Increasingly, people are moving away from denominationalism, whether named or otherwise. Many people are realising that the deep walk of faith is not any more monopolised by a particular denomination, than is religious extremism monopolised by any particular religion throughout history.
A post-religious society calls for secular governance which alone can guarantee respect for all in a plural society. History attests to the fact that where a particular religious schema prevails, the minority is silenced or not effectively represented.
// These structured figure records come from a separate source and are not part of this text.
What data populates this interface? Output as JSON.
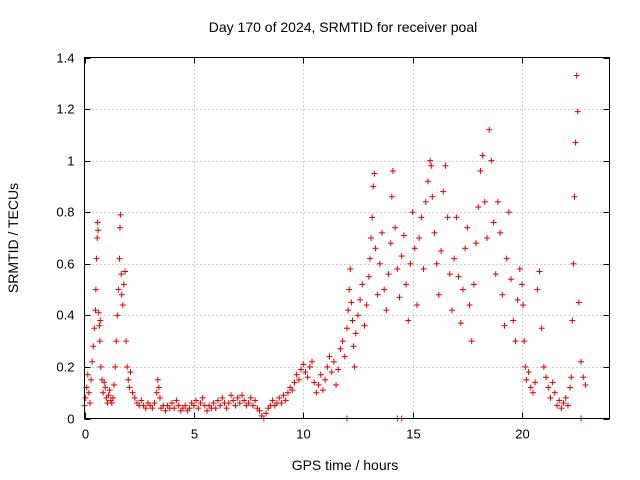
{
  "chart_data": {
    "type": "scatter",
    "title": "Day 170 of 2024, SRMTID for receiver poal",
    "xlabel": "GPS time / hours",
    "ylabel": "SRMTID / TECUs",
    "xlim": [
      0,
      24
    ],
    "ylim": [
      0,
      1.4
    ],
    "xticks": [
      0,
      5,
      10,
      15,
      20
    ],
    "xtick_labels": [
      "0",
      "5",
      "10",
      "15",
      "20"
    ],
    "yticks": [
      0,
      0.2,
      0.4,
      0.6,
      0.8,
      1,
      1.2,
      1.4
    ],
    "ytick_labels": [
      "0",
      "0.2",
      "0.4",
      "0.6",
      "0.8",
      "1",
      "1.2",
      "1.4"
    ],
    "grid": true,
    "marker": "+",
    "color": "#e00000",
    "series": [
      {
        "name": "SRMTID",
        "points": [
          [
            0.0,
            0.05
          ],
          [
            0.05,
            0.08
          ],
          [
            0.1,
            0.12
          ],
          [
            0.15,
            0.17
          ],
          [
            0.2,
            0.1
          ],
          [
            0.25,
            0.06
          ],
          [
            0.3,
            0.15
          ],
          [
            0.35,
            0.22
          ],
          [
            0.4,
            0.28
          ],
          [
            0.45,
            0.35
          ],
          [
            0.5,
            0.42
          ],
          [
            0.52,
            0.5
          ],
          [
            0.55,
            0.62
          ],
          [
            0.58,
            0.7
          ],
          [
            0.6,
            0.76
          ],
          [
            0.62,
            0.73
          ],
          [
            0.65,
            0.41
          ],
          [
            0.68,
            0.36
          ],
          [
            0.7,
            0.3
          ],
          [
            0.72,
            0.38
          ],
          [
            0.75,
            0.2
          ],
          [
            0.8,
            0.15
          ],
          [
            0.85,
            0.1
          ],
          [
            0.9,
            0.14
          ],
          [
            0.95,
            0.12
          ],
          [
            1.0,
            0.08
          ],
          [
            1.05,
            0.06
          ],
          [
            1.1,
            0.09
          ],
          [
            1.15,
            0.11
          ],
          [
            1.2,
            0.07
          ],
          [
            1.25,
            0.06
          ],
          [
            1.3,
            0.08
          ],
          [
            1.35,
            0.13
          ],
          [
            1.4,
            0.2
          ],
          [
            1.45,
            0.3
          ],
          [
            1.5,
            0.4
          ],
          [
            1.55,
            0.5
          ],
          [
            1.6,
            0.62
          ],
          [
            1.62,
            0.74
          ],
          [
            1.65,
            0.79
          ],
          [
            1.68,
            0.56
          ],
          [
            1.7,
            0.48
          ],
          [
            1.75,
            0.44
          ],
          [
            1.8,
            0.52
          ],
          [
            1.85,
            0.57
          ],
          [
            1.9,
            0.3
          ],
          [
            1.95,
            0.2
          ],
          [
            2.0,
            0.15
          ],
          [
            2.05,
            0.12
          ],
          [
            2.1,
            0.18
          ],
          [
            2.2,
            0.1
          ],
          [
            2.3,
            0.08
          ],
          [
            2.4,
            0.06
          ],
          [
            2.5,
            0.05
          ],
          [
            2.6,
            0.07
          ],
          [
            2.7,
            0.05
          ],
          [
            2.8,
            0.04
          ],
          [
            2.9,
            0.06
          ],
          [
            3.0,
            0.05
          ],
          [
            3.1,
            0.04
          ],
          [
            3.2,
            0.06
          ],
          [
            3.3,
            0.1
          ],
          [
            3.35,
            0.15
          ],
          [
            3.4,
            0.12
          ],
          [
            3.45,
            0.08
          ],
          [
            3.5,
            0.04
          ],
          [
            3.6,
            0.05
          ],
          [
            3.7,
            0.03
          ],
          [
            3.8,
            0.05
          ],
          [
            3.9,
            0.04
          ],
          [
            4.0,
            0.06
          ],
          [
            4.1,
            0.04
          ],
          [
            4.2,
            0.07
          ],
          [
            4.3,
            0.05
          ],
          [
            4.4,
            0.03
          ],
          [
            4.5,
            0.04
          ],
          [
            4.6,
            0.05
          ],
          [
            4.7,
            0.03
          ],
          [
            4.8,
            0.04
          ],
          [
            4.9,
            0.06
          ],
          [
            5.0,
            0.05
          ],
          [
            5.1,
            0.07
          ],
          [
            5.2,
            0.04
          ],
          [
            5.3,
            0.06
          ],
          [
            5.4,
            0.08
          ],
          [
            5.5,
            0.05
          ],
          [
            5.6,
            0.03
          ],
          [
            5.7,
            0.05
          ],
          [
            5.8,
            0.04
          ],
          [
            5.9,
            0.06
          ],
          [
            6.0,
            0.04
          ],
          [
            6.1,
            0.07
          ],
          [
            6.2,
            0.05
          ],
          [
            6.3,
            0.08
          ],
          [
            6.4,
            0.06
          ],
          [
            6.5,
            0.04
          ],
          [
            6.6,
            0.06
          ],
          [
            6.7,
            0.09
          ],
          [
            6.8,
            0.07
          ],
          [
            6.9,
            0.05
          ],
          [
            7.0,
            0.08
          ],
          [
            7.1,
            0.06
          ],
          [
            7.2,
            0.09
          ],
          [
            7.3,
            0.07
          ],
          [
            7.4,
            0.05
          ],
          [
            7.5,
            0.06
          ],
          [
            7.6,
            0.08
          ],
          [
            7.7,
            0.05
          ],
          [
            7.8,
            0.07
          ],
          [
            7.9,
            0.04
          ],
          [
            8.0,
            0.03
          ],
          [
            8.1,
            0.01
          ],
          [
            8.2,
            0.0
          ],
          [
            8.3,
            0.02
          ],
          [
            8.4,
            0.04
          ],
          [
            8.5,
            0.05
          ],
          [
            8.6,
            0.07
          ],
          [
            8.7,
            0.05
          ],
          [
            8.8,
            0.06
          ],
          [
            8.9,
            0.08
          ],
          [
            9.0,
            0.06
          ],
          [
            9.1,
            0.09
          ],
          [
            9.2,
            0.07
          ],
          [
            9.3,
            0.1
          ],
          [
            9.4,
            0.12
          ],
          [
            9.5,
            0.11
          ],
          [
            9.6,
            0.14
          ],
          [
            9.7,
            0.17
          ],
          [
            9.8,
            0.15
          ],
          [
            9.9,
            0.19
          ],
          [
            10.0,
            0.21
          ],
          [
            10.1,
            0.18
          ],
          [
            10.2,
            0.16
          ],
          [
            10.3,
            0.2
          ],
          [
            10.4,
            0.22
          ],
          [
            10.5,
            0.14
          ],
          [
            10.6,
            0.1
          ],
          [
            10.7,
            0.13
          ],
          [
            10.8,
            0.17
          ],
          [
            10.9,
            0.11
          ],
          [
            11.0,
            0.15
          ],
          [
            11.1,
            0.2
          ],
          [
            11.2,
            0.24
          ],
          [
            11.3,
            0.18
          ],
          [
            11.4,
            0.22
          ],
          [
            11.5,
            0.13
          ],
          [
            11.6,
            0.19
          ],
          [
            11.7,
            0.27
          ],
          [
            11.8,
            0.3
          ],
          [
            11.9,
            0.24
          ],
          [
            12.0,
            0.35
          ],
          [
            12.05,
            0.42
          ],
          [
            12.1,
            0.5
          ],
          [
            12.15,
            0.58
          ],
          [
            12.2,
            0.45
          ],
          [
            12.25,
            0.38
          ],
          [
            12.3,
            0.28
          ],
          [
            12.35,
            0.2
          ],
          [
            12.4,
            0.33
          ],
          [
            12.5,
            0.4
          ],
          [
            12.6,
            0.46
          ],
          [
            12.7,
            0.52
          ],
          [
            12.8,
            0.36
          ],
          [
            12.9,
            0.44
          ],
          [
            13.0,
            0.55
          ],
          [
            13.05,
            0.62
          ],
          [
            13.1,
            0.7
          ],
          [
            13.15,
            0.78
          ],
          [
            13.2,
            0.9
          ],
          [
            13.25,
            0.95
          ],
          [
            13.3,
            0.66
          ],
          [
            13.4,
            0.48
          ],
          [
            13.5,
            0.6
          ],
          [
            13.6,
            0.72
          ],
          [
            13.7,
            0.5
          ],
          [
            13.8,
            0.42
          ],
          [
            13.9,
            0.56
          ],
          [
            14.0,
            0.68
          ],
          [
            14.05,
            0.86
          ],
          [
            14.1,
            0.96
          ],
          [
            14.2,
            0.74
          ],
          [
            14.3,
            0.58
          ],
          [
            14.4,
            0.47
          ],
          [
            14.5,
            0.63
          ],
          [
            14.6,
            0.71
          ],
          [
            14.7,
            0.52
          ],
          [
            14.8,
            0.38
          ],
          [
            14.9,
            0.6
          ],
          [
            15.0,
            0.8
          ],
          [
            15.1,
            0.66
          ],
          [
            15.2,
            0.44
          ],
          [
            15.3,
            0.7
          ],
          [
            15.4,
            0.78
          ],
          [
            15.5,
            0.58
          ],
          [
            15.6,
            0.84
          ],
          [
            15.7,
            0.92
          ],
          [
            15.8,
            1.0
          ],
          [
            15.85,
            0.98
          ],
          [
            15.9,
            0.86
          ],
          [
            16.0,
            0.72
          ],
          [
            16.1,
            0.6
          ],
          [
            16.2,
            0.48
          ],
          [
            16.3,
            0.65
          ],
          [
            16.4,
            0.88
          ],
          [
            16.5,
            0.98
          ],
          [
            16.6,
            0.78
          ],
          [
            16.7,
            0.56
          ],
          [
            16.8,
            0.42
          ],
          [
            16.9,
            0.62
          ],
          [
            17.0,
            0.78
          ],
          [
            17.1,
            0.55
          ],
          [
            17.2,
            0.37
          ],
          [
            17.3,
            0.5
          ],
          [
            17.4,
            0.66
          ],
          [
            17.5,
            0.74
          ],
          [
            17.6,
            0.44
          ],
          [
            17.7,
            0.3
          ],
          [
            17.8,
            0.52
          ],
          [
            17.9,
            0.68
          ],
          [
            18.0,
            0.82
          ],
          [
            18.1,
            0.96
          ],
          [
            18.2,
            1.02
          ],
          [
            18.3,
            0.84
          ],
          [
            18.4,
            0.7
          ],
          [
            18.5,
            1.12
          ],
          [
            18.6,
            1.0
          ],
          [
            18.7,
            0.76
          ],
          [
            18.8,
            0.56
          ],
          [
            18.9,
            0.84
          ],
          [
            19.0,
            0.72
          ],
          [
            19.1,
            0.48
          ],
          [
            19.2,
            0.36
          ],
          [
            19.3,
            0.62
          ],
          [
            19.4,
            0.8
          ],
          [
            19.5,
            0.54
          ],
          [
            19.6,
            0.38
          ],
          [
            19.7,
            0.3
          ],
          [
            19.8,
            0.46
          ],
          [
            19.9,
            0.58
          ],
          [
            20.0,
            0.52
          ],
          [
            20.05,
            0.44
          ],
          [
            20.1,
            0.3
          ],
          [
            20.15,
            0.2
          ],
          [
            20.2,
            0.15
          ],
          [
            20.3,
            0.18
          ],
          [
            20.4,
            0.12
          ],
          [
            20.5,
            0.1
          ],
          [
            20.6,
            0.14
          ],
          [
            20.7,
            0.5
          ],
          [
            20.8,
            0.57
          ],
          [
            20.9,
            0.35
          ],
          [
            21.0,
            0.2
          ],
          [
            21.1,
            0.16
          ],
          [
            21.2,
            0.12
          ],
          [
            21.3,
            0.08
          ],
          [
            21.4,
            0.14
          ],
          [
            21.5,
            0.1
          ],
          [
            21.6,
            0.05
          ],
          [
            21.7,
            0.07
          ],
          [
            21.8,
            0.04
          ],
          [
            21.9,
            0.06
          ],
          [
            22.0,
            0.08
          ],
          [
            22.1,
            0.05
          ],
          [
            22.2,
            0.12
          ],
          [
            22.25,
            0.16
          ],
          [
            22.3,
            0.38
          ],
          [
            22.35,
            0.6
          ],
          [
            22.4,
            0.86
          ],
          [
            22.45,
            1.07
          ],
          [
            22.5,
            1.33
          ],
          [
            22.55,
            1.19
          ],
          [
            22.6,
            0.45
          ],
          [
            22.7,
            0.22
          ],
          [
            22.8,
            0.16
          ],
          [
            22.9,
            0.13
          ],
          [
            14.3,
            0.0
          ],
          [
            14.5,
            0.0
          ],
          [
            22.7,
            0.0
          ],
          [
            12.0,
            0.0
          ]
        ]
      }
    ]
  }
}
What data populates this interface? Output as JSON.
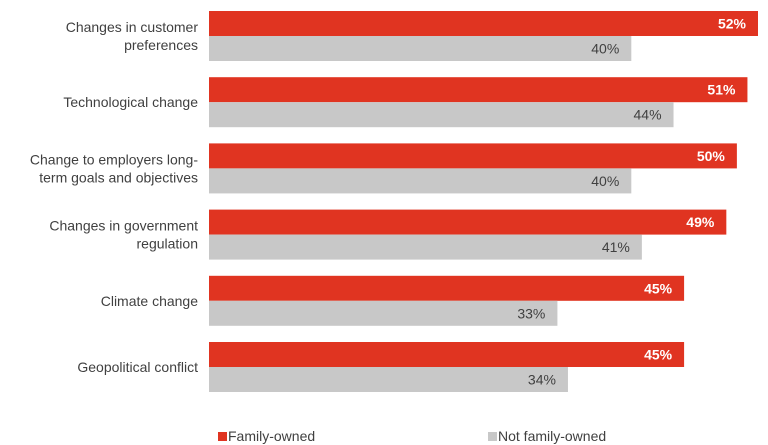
{
  "chart_data": {
    "type": "bar",
    "orientation": "horizontal",
    "categories": [
      [
        "Changes in customer",
        "preferences"
      ],
      [
        "Technological change"
      ],
      [
        "Change to employers long-",
        "term goals and objectives"
      ],
      [
        "Changes in government",
        "regulation"
      ],
      [
        "Climate change"
      ],
      [
        "Geopolitical conflict"
      ]
    ],
    "series": [
      {
        "name": "Family-owned",
        "color": "#e03421",
        "values": [
          52,
          51,
          50,
          49,
          45,
          45
        ],
        "labels": [
          "52%",
          "51%",
          "50%",
          "49%",
          "45%",
          "45%"
        ]
      },
      {
        "name": "Not family-owned",
        "color": "#c8c8c8",
        "values": [
          40,
          44,
          40,
          41,
          33,
          34
        ],
        "labels": [
          "40%",
          "44%",
          "40%",
          "41%",
          "33%",
          "34%"
        ]
      }
    ],
    "xlim": [
      0,
      52
    ],
    "grid": false,
    "legend_position": "bottom"
  }
}
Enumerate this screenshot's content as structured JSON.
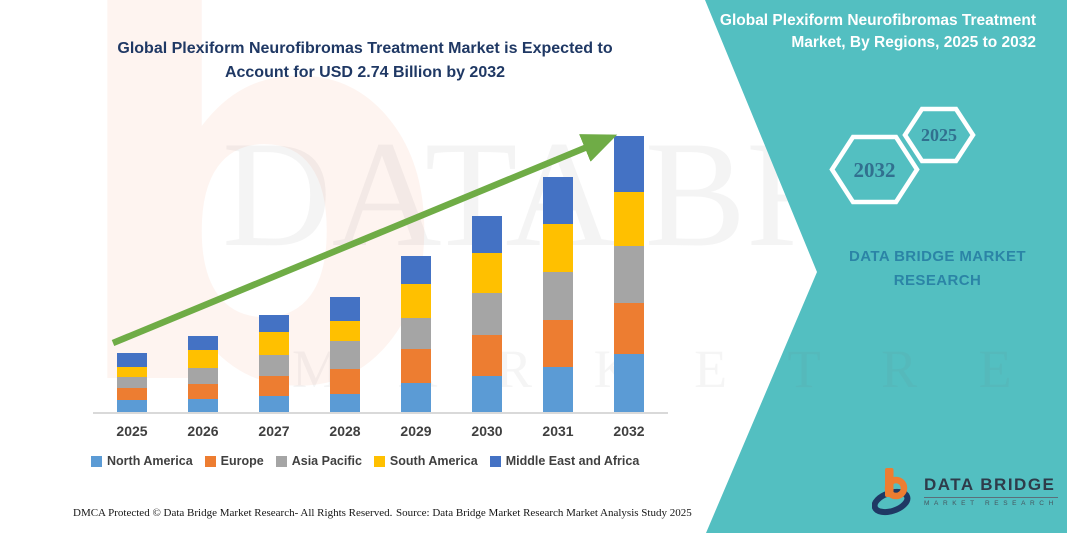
{
  "banner": {
    "chart_title": "Global Plexiform Neurofibromas Treatment Market is Expected to Account for USD 2.74 Billion by 2032",
    "right_panel": {
      "heading": "Global Plexiform Neurofibromas Treatment Market, By Regions, 2025 to 2032",
      "hexagon_large_label": "2032",
      "hexagon_small_label": "2025",
      "brand_line1": "DATA BRIDGE MARKET",
      "brand_line2": "RESEARCH"
    },
    "logo": {
      "name": "DATA BRIDGE",
      "tagline": "MARKET RESEARCH"
    },
    "watermark": {
      "glyph": "b",
      "text_primary": "DATA BRIDGE",
      "text_secondary": "M A R K E T   R E S E A R C H"
    },
    "footer": {
      "dmca": "DMCA Protected © Data Bridge Market Research-  All Rights Reserved.",
      "source": "Source: Data Bridge Market Research  Market Analysis Study 2025"
    }
  },
  "chart_data": {
    "type": "bar",
    "stacked": true,
    "title": "Global Plexiform Neurofibromas Treatment Market is Expected to Account for USD 2.74 Billion by 2032",
    "unit": "USD Billion (estimated from bar heights; only the 2032 total of 2.74 is labeled)",
    "categories": [
      "2025",
      "2026",
      "2027",
      "2028",
      "2029",
      "2030",
      "2031",
      "2032"
    ],
    "series": [
      {
        "name": "North America",
        "color": "#5B9BD5",
        "values": [
          0.13,
          0.14,
          0.17,
          0.19,
          0.3,
          0.37,
          0.46,
          0.58
        ]
      },
      {
        "name": "Europe",
        "color": "#ED7D31",
        "values": [
          0.12,
          0.15,
          0.2,
          0.25,
          0.33,
          0.4,
          0.46,
          0.51
        ]
      },
      {
        "name": "Asia Pacific",
        "color": "#A5A5A5",
        "values": [
          0.11,
          0.16,
          0.2,
          0.27,
          0.31,
          0.42,
          0.48,
          0.56
        ]
      },
      {
        "name": "South America",
        "color": "#FFC000",
        "values": [
          0.1,
          0.17,
          0.23,
          0.2,
          0.34,
          0.39,
          0.47,
          0.54
        ]
      },
      {
        "name": "Middle East and Africa",
        "color": "#4472C4",
        "values": [
          0.14,
          0.14,
          0.17,
          0.24,
          0.28,
          0.37,
          0.47,
          0.55
        ]
      }
    ],
    "totals_estimated": [
      0.6,
      0.76,
      0.97,
      1.15,
      1.56,
      1.95,
      2.34,
      2.74
    ],
    "xlabel": "",
    "ylabel": "",
    "ylim": [
      0,
      2.9
    ],
    "gridlines": false,
    "y_axis_visible": false,
    "legend_position": "bottom",
    "annotations": [
      "green upward trend arrow across bars"
    ]
  },
  "colors": {
    "teal_panel": "#53BFC1",
    "title_navy": "#1F3864",
    "axis_label_gray": "#404040",
    "hexagon_label_blue": "#31708F",
    "brand_text_on_teal": "#2B84A6",
    "arrow_green": "#6FAC46",
    "axis_line_gray": "#D9D9D9"
  }
}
Clearly, no Caribbean nation in its right mind, would want to present with a theocracy in lieu of a civilised democratic state. However, if we listen carefully to how many persons of religious faith speak in the region, on the local landscape, and in social media, we hear many voices which assume authoritative superiority with the exaggerated view that all other perspectives must be in subjection to theirs.
Secular governance is the only political enterprise known to human society that has the capacity to protect all persons regardless of their religious and philosophical narratives. That governments and political representatives know how to make a distinction between religious dicta and the public square is sine qua non in the quest for a non-discriminatory society.
“Out of many one people,” is not a quest for the abolition of diversity. The many must of necessity affirm a plurality of contending independent concepts. I use the phrase independent concepts to cover religious, agnostic, and atheistic views.
A plurality of independent concepts calls for the equalising stabiliser of democratic political theory where all views are protected at the round table of public discourse. The place of secular governance is neither the domain of religious nor atheistic independent concepts. Secular politics is not a movement to quell the religious voice or to silence the voice of religious faith. Secular governance is also not partial to agnosticism or atheism.
Secular governance promotes the protection of the independent concepts to ensure that democracy protects the freedom, conscience, and views of everyone regardless of religion or otherwise. This is not about preventing religious thought from being an influence for good, provided that such a potential good is of universal value in the public domain. When Marcus Garvey says, “God and nature first made us what we are, and then out of our own created genius we make ourselves what we want to be…” His statement has religious import. However it does not prevent an atheist from appreciating its affirmation of intrinsic motivation. One does not have to believe in God to appreciate ability, creativity, and possibility.
The ennobling act of the Caribbean church will not be its capacity to divide, but its discovery of our common humanity on the road to self awareness, respect for diversity, and the universal affirmation of social justice and human rights for all.